ZHENJIANG, Jiangsu, June 29 (Xinhua) -- Four gigantic stones recently salvaged from the bottom of the Yangtze River near Jiaoshan Mountain in Zhenjiang City in east China's Jiangsu Province, may be the remnants of an inscription more than 1,000 years old.
Three of the stones - weighing 60 tonnes, 10 tonnes and 450 tonnes - were pulled from the deep water, while another stone which broke during its salvage was successfully recovered later, Wang Youjun, an engineer in the salvage program, told Xinhua Tuesday.
The broken stones have been pulled up to the river bank, said Wang, but work remains to be done by archeologists and experts to check the stones for ancient carvings of Chinese characters.
The Yiheming Inscription that dates back to 514 A.D. was a dedication by an ancient Chinese calligrapher to a dead crane he raised. The Inscription was carved into a cliff overlooking the Yangtze River in Zhenjiang.

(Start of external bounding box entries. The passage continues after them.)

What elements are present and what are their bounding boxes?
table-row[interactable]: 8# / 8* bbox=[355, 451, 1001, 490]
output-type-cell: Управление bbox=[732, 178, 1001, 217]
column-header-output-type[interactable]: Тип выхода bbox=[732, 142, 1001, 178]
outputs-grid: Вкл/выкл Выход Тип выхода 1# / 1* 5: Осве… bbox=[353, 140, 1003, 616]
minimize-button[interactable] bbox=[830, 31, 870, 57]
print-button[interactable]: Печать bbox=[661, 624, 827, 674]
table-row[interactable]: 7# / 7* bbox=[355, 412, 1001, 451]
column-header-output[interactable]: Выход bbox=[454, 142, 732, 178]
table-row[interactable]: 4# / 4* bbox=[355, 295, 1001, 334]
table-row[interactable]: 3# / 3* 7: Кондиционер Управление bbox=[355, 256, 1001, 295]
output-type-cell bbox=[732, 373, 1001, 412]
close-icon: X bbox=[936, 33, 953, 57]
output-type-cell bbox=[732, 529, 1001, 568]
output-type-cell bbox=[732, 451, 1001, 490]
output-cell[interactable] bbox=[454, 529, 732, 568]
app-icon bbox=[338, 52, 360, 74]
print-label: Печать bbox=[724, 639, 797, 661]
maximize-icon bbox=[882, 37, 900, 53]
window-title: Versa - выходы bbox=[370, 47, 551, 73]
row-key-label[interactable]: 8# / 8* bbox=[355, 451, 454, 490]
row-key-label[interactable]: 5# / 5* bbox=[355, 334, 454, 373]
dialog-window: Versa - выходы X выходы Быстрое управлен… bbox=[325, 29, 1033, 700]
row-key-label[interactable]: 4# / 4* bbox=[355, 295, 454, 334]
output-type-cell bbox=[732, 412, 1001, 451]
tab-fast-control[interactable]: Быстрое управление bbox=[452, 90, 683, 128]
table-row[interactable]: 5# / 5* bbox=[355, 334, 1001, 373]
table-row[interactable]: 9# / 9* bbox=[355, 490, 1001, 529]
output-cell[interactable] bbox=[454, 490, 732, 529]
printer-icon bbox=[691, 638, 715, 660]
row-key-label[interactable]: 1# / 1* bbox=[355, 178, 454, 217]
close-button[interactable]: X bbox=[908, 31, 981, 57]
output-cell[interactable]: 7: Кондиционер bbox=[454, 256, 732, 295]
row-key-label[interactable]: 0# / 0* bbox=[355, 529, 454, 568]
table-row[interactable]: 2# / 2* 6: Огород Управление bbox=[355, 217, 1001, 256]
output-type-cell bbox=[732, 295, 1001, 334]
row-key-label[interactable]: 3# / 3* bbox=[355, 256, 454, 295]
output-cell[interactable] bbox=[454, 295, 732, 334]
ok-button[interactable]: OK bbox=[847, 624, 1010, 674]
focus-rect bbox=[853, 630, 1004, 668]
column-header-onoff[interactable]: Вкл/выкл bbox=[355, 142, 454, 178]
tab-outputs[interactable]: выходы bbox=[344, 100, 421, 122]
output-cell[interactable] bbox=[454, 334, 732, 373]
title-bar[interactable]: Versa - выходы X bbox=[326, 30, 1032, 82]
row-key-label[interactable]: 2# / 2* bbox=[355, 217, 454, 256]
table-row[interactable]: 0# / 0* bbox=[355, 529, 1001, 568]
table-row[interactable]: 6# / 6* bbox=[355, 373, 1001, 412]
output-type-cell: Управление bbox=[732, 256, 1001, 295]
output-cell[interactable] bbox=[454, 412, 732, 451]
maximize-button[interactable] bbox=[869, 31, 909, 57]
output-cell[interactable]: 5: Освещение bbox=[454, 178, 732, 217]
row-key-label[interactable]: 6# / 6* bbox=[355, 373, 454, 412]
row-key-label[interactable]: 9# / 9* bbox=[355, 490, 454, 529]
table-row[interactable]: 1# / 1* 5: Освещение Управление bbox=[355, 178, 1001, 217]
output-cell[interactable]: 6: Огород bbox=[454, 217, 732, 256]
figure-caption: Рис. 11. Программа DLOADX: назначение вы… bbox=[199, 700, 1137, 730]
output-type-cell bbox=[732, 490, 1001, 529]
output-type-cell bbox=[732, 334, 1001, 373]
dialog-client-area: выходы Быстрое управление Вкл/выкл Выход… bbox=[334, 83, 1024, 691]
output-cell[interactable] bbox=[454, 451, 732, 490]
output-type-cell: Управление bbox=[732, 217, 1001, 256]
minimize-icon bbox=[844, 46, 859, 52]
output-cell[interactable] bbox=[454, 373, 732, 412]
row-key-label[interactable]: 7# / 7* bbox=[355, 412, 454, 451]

Historically, masters have left their calligraphy on the Inscription. But due to lightning strikes and landslides, the epitaphs have fallen into the river, according to the online encyclopedia of China's biggest search engine, Baidu.
Salvage work for the Inscription begun as early as the Southern Song Dynasty (1127-1279). More than 10 stone remnants were recovered during the Southern Song Dynasty and the Qing Dynasty (1644-1911) and more than 200 Chinese characters were recognized.